Research
Annaliese Paulson. Active Learning and Institutional Stratification: a Text as Data Approach to Quantifying Differences in Postsecondary Curriculum. [Working Paper]
Student engagement and the use of active learning assessments have been longstanding marks of quality instruction in higher education. Building on a descriptive research tradition on student engagement and active learning practices, I argue that instructional practices offer one mechanism explaining the relatively robust literature on the positive effects of college “quality.” Drawing on a novel longitudinal panel of 830,000 syllabi linked with student administrative data from 30 public four-year institutions in Texas, I first develop and validate scalable measures of active and passive learning assessments applying supervised machine learning with a transformer-based large language model to the text of syllabi. I use these measures to document substantial variation in active learning assessment practices across public universities in Texas. I show that institutional instructional spending likely plays a role in emphasis on some active and passive learning assessment: relative to institutions that spend the most on instruction per student, courses offered at institutions that spend less are up to fifteen percentage points less likely to require written assignments and up to thirteen percentage points more likely to require tests, exams, and quizzes. Further, I show that freshman that matriculate in the institution that spends the most on instruction enroll in as much as twelve percentage points more courses that require writing assignments as a proportion of their total course-taking and as much as thirteen percentage points fewer courses that require tests, exams, and quizzes. I argue that exposure to active and passive learning assessments is stratified – students attending the best resourced institutions are more likely to encounter evidence-based teaching practices that promote student engagement, active learning, and student success. However, I also document noteworthy exceptions to this broader trend: despite spending $14,000 less in instruction per student than the state flagship, I find that Prairie View A&M University – a public historically black college and university – is more likely to require some forms of active learning assessments, offering insight into a potential mechanism through which HBCUs may affect student outcomes.

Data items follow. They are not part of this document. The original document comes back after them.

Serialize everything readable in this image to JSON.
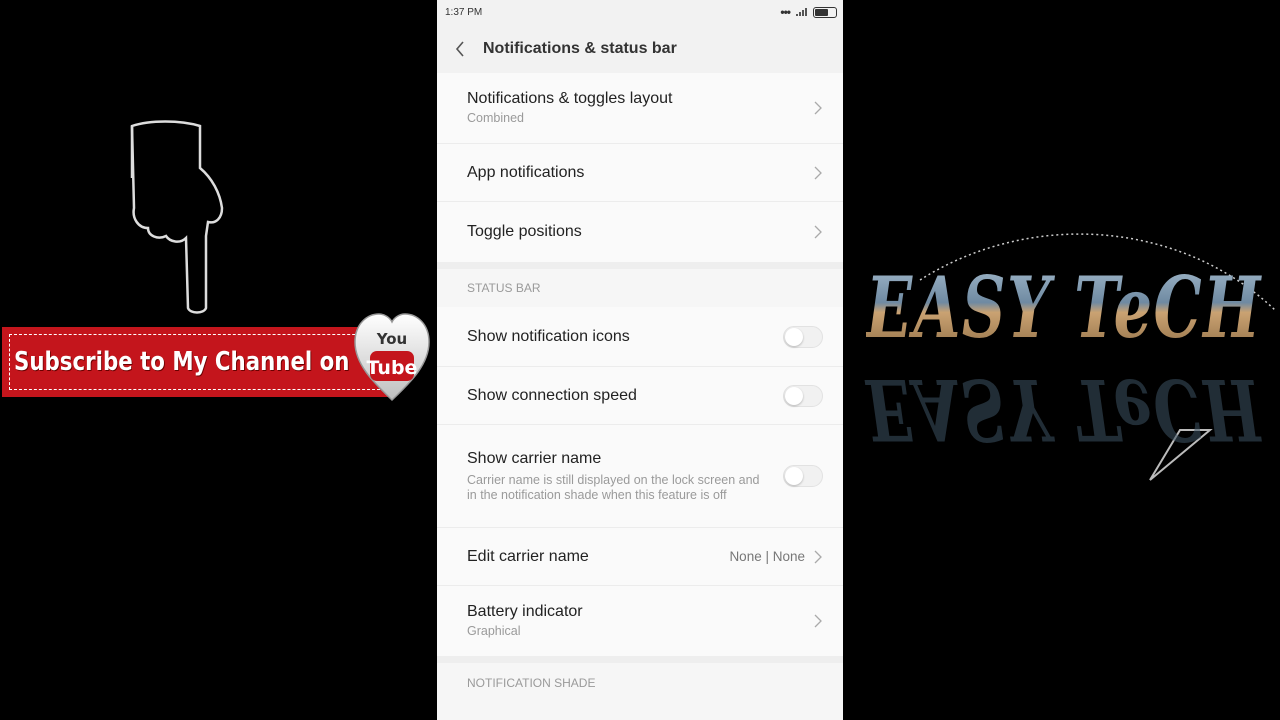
{
  "overlay": {
    "subscribe_text": "Subscribe to My Channel on",
    "youtube_you": "You",
    "youtube_tube": "Tube",
    "brand": "EASY TeCH"
  },
  "status": {
    "time": "1:37 PM"
  },
  "header": {
    "title": "Notifications & status bar"
  },
  "items": {
    "layout": {
      "label": "Notifications & toggles layout",
      "sub": "Combined"
    },
    "app_notifications": {
      "label": "App notifications"
    },
    "toggle_positions": {
      "label": "Toggle positions"
    }
  },
  "status_bar_section": {
    "header": "STATUS BAR",
    "show_notification_icons": {
      "label": "Show notification icons",
      "on": false
    },
    "show_connection_speed": {
      "label": "Show connection speed",
      "on": false
    },
    "show_carrier_name": {
      "label": "Show carrier name",
      "sub": "Carrier name is still displayed on the lock screen and in the notification shade when this feature is off",
      "on": false
    },
    "edit_carrier_name": {
      "label": "Edit carrier name",
      "value": "None | None"
    },
    "battery_indicator": {
      "label": "Battery indicator",
      "sub": "Graphical"
    }
  },
  "notification_shade_section": {
    "header": "NOTIFICATION SHADE"
  },
  "colors": {
    "banner_red": "#c4151c",
    "page_bg": "#f6f6f6"
  }
}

Annaliese Paulson, Kevin Stange, and Allyson Flaster. (2024). Classifying Courses at Scale: a Text as Data Approach to Characterizing Student Course-Taking Trends with Administrative Transcripts. (EdWorkingPaper: 24-1042). Annenberg Institute at Brown University. https://doi.org/10.26300/7fpa-s433 [Hugging Face Model Collection] [Google Colab Notebook Demo]
Students’ postsecondary course-taking is of interest to researchers, yet has been difficult to study at large scale because administrative transcript data are rarely standardized across institutions or state systems. This paper uses machine learning and natural language processing to standardize college transcripts at scale. We demonstrate the approach’s utility by showing how the disciplinary orientation of students’ courses and majors align and diverge at 18 diverse four-year institutions in the College and Beyond II dataset. Our findings complicate narratives that student participation in the liberal arts is in great decline. Both professional and liberal arts majors enroll in a large amount of liberal arts coursework, and in three of the four core liberal arts disciplines, the share of course-taking in those fields is meaningfully higher than the share of majors in those fields. To advance the study of student postsecondary pathways, we release the classification models for public use.

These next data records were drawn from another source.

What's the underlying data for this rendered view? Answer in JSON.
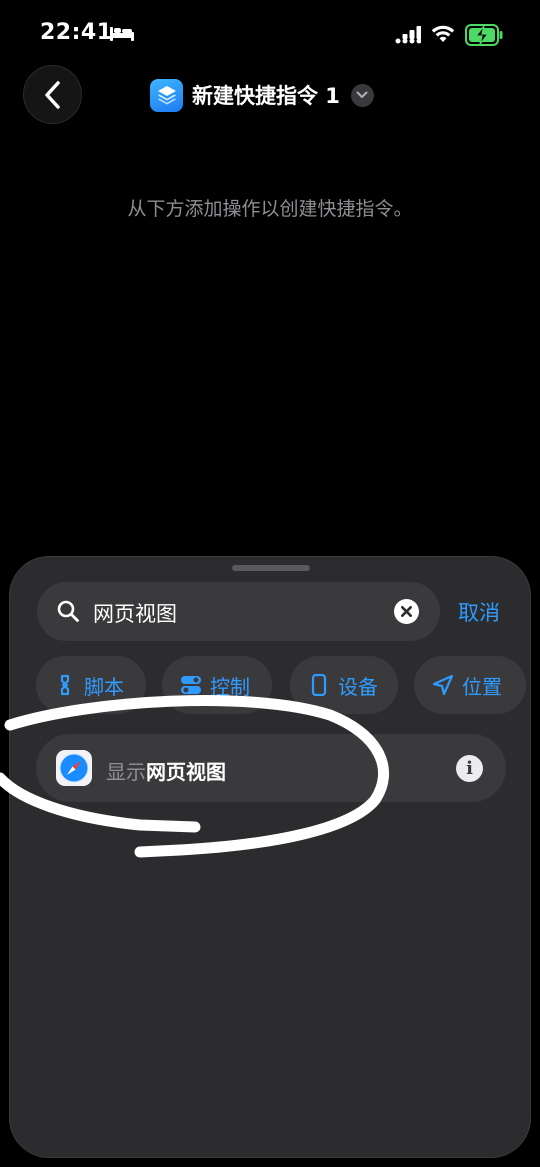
{
  "status_bar": {
    "time": "22:41",
    "icons": [
      "bed-icon",
      "signal-icon",
      "wifi-icon",
      "battery-charging-icon"
    ],
    "battery_color": "#4cd964"
  },
  "header": {
    "title": "新建快捷指令 1",
    "back_icon": "chevron-left-icon",
    "app_icon": "shortcuts-icon",
    "dropdown_icon": "chevron-down-icon"
  },
  "empty_hint": "从下方添加操作以创建快捷指令。",
  "sheet": {
    "search": {
      "value": "网页视图",
      "icon": "search-icon",
      "clear_icon": "clear-icon"
    },
    "cancel_label": "取消",
    "chips": [
      {
        "label": "脚本",
        "icon": "script-icon"
      },
      {
        "label": "控制",
        "icon": "toggle-icon"
      },
      {
        "label": "设备",
        "icon": "phone-icon"
      },
      {
        "label": "位置",
        "icon": "location-arrow-icon"
      }
    ],
    "results": [
      {
        "prefix": "显示",
        "match": "网页视图",
        "icon": "safari-icon",
        "info": "i"
      }
    ]
  },
  "colors": {
    "accent": "#2f9bff",
    "sheet_bg": "#2c2c2e",
    "field_bg": "#3a3a3c",
    "secondary_text": "#8e8e93"
  }
}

Annaliese Paulson. Measuring the Liberal Arts in the Age of Big Data: Lessons and Opportunities from Computational Social Science. Invited Book Chapter. In Richard Arum, Allyson Flaster, and Paul Courant. (Eds.), The Liberal Arts Advantage: Measuring the Deeper Value. [Book Chapter Draft]
Quantitatively measuring aspects of a liberal arts education has historically been challenging because the many of the mechanisms through which liberal arts education have been theorized to operate are difficult to measure in traditional quantitative surveys. Rapid transformations in data infrastructure, increases in computational capacity, and the increasingly prominent role of the internet and computers in mediating educational processes have transformed the kinds of data available to social science researchers. In this book chapter, I survey sources of novel digital trace data that can be used to quantitatively measure a liberal arts education at scale and argue for the value of doing so.
Annaliese Paulson. Measuring Breadth and Depth of Study Using Neural Embeddings. [Working Paper]
Although achieving breadth and depth of study have been long-standing goals of postsecondary education in the United States, relatively little work has examine how breadth and depth of course-taking affect student outcomes. In part, this is because it has been difficult to produce convincing measures of depth and breadth of similarity. Drawing on two neural embedding methods, doc2vec and course2vec, I use machine learning to learn quantitative measures of course similarity using the text of course descriptions and the structure of postsecondary administrative transcripts. I validate these measures by showing that they extrinsic validity as predictors of course attributes and show they capture intuitive dimensions of postsecondary curriculum. I then present exploratory regressions, describing the development of breadth and depth of study over a student's academic career.